During this period, 173 men were randomized to arm C (docetaxel + ADT) and 341 were randomized to arm G (abiraterone + ADT). EORTC QLQ C30 and PR25 quality of life (QOL) questionnaires were completed at the time of enrollment and at 3, 6, 12 and 24 months. A difference in global quality of life score of >4 was considered clinically significant. The study was not powered specifically to detect differences in QOL in these populations.

Baseline characteristics and global quality of life score were similar between the two groups. The baseline mean and standard deviation in global QOL score were 77.8 and 20 in the docetaxel group and 78.0 and 19.3 in the abiraterone group respectively.

The primary outcome was average global QOL over the first two years of therapy. A statistically significant difference between the groups was detected favoring abiraterone (+3.9, 95%CI 0.6 to 7.1, p=0.021), but this was 0.1 points short of the pre-defined cutoff for clinical significance. Clinically and statistically significant differences were shown favoring abiraterone at both 3 and 6 months (+6.6, 95%CI 2.6 to 10.7, p=0.001; +8.0, 95% CI 3.6 to 12.3, p<0.001). Differences at 12 and 24 months were not clinically significant but still numerically favored abiraterone (+1.3, 95%CI -3.0 to 5.6, p=0.545; +4.5, 95%CI -0.25 to 9.2, p=0.063). Dr. Rush further highlighted that this pattern was very similar when looking specifically at the physical, role, and social functioning specifically as well as fatigue symptoms. Interestingly, pain symptoms started off similar in the two treatment groups and then diverged to favor abiraterone with longer follow up.

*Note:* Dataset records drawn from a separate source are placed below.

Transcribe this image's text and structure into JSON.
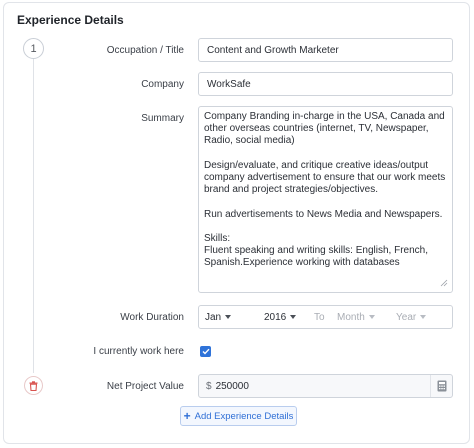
{
  "section_title": "Experience Details",
  "step_number": "1",
  "fields": {
    "occupation": {
      "label": "Occupation / Title",
      "value": "Content and Growth Marketer"
    },
    "company": {
      "label": "Company",
      "value": "WorkSafe"
    },
    "summary": {
      "label": "Summary",
      "value": "Company Branding in-charge in the USA, Canada and other overseas countries (internet, TV, Newspaper, Radio, social media)\n\nDesign/evaluate, and critique creative ideas/output company advertisement to ensure that our work meets brand and project strategies/objectives.\n\nRun advertisements to News Media and Newspapers.\n\nSkills:\nFluent speaking and writing skills: English, French, Spanish.Experience working with databases"
    },
    "work_duration": {
      "label": "Work Duration",
      "start_month": "Jan",
      "start_year": "2016",
      "to_label": "To",
      "end_month_placeholder": "Month",
      "end_year_placeholder": "Year"
    },
    "currently_work": {
      "label": "I currently work here",
      "checked": true
    },
    "net_project_value": {
      "label": "Net Project Value",
      "currency": "$",
      "value": "250000"
    }
  },
  "add_button_label": "Add Experience Details",
  "colors": {
    "accent": "#2f73d9",
    "delete": "#d9534f",
    "border": "#cfd4db"
  },
  "icons": {
    "delete": "trash-icon",
    "calculator": "calculator-icon",
    "check": "check-icon",
    "add": "plus-icon"
  }
}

These results are interesting for several reasons. In STAMPEDE, docetaxel was administered 75mg/m2 3-weekly x6 cycles. Thus while it is not surprising that QOL would be superior in the abiraterone arm during that time as reflected in the 3 month time period, one might have expected the magnitude of this difference to be greater than the 6.6 points observed. On the other hand, one might have expected this difference to shift to favor docetaxel in the time when those patients had completed chemotherapy and the patients in the abiraterone arm were still taking abiraterone, however, this was not observed.

In choosing between abiraterone and docetaxel for men starting therapy for metastatic hormone-sensitive prostate cancer there remains no clear answer, however, these findings provide some evidence that in the absence of other factors favoring docetaxel, abiraterone may be favored.

Presented by: Hannah L. Rush, MBChB, Clinical Research Fellow, the University College London

Written by: Marshall Strother, MD, Society for Urologic Oncology Fellow, Division of Urologic Oncology, Fox Chase Cancer Center, Philadelphia PA @mcstroth at the 2020 Genitourinary Cancers Symposium, ASCO GU #GU20, February 13-15, 2020, San Francisco, California


1. Wallis CJD, Klaassen Z, Bhindi B, et al. Comparison of Abiraterone Acetate and Docetaxel with Androgen Deprivation Therapy in High-risk and Metastatic Hormone-naïve Prostate Cancer: A Systematic Review and Network Meta-analysis. Eur Urol. 2018;73(6):834-844.

2. Sydes MR, Spears MR, Mason MD, et al. Adding abiraterone or docetaxel to long-term hormone therapy for prostate cancer: directly randomised data from the STAMPEDE multi-arm, multi-stage platform protocol. Ann Oncol. 2018;29(5):1235-1248.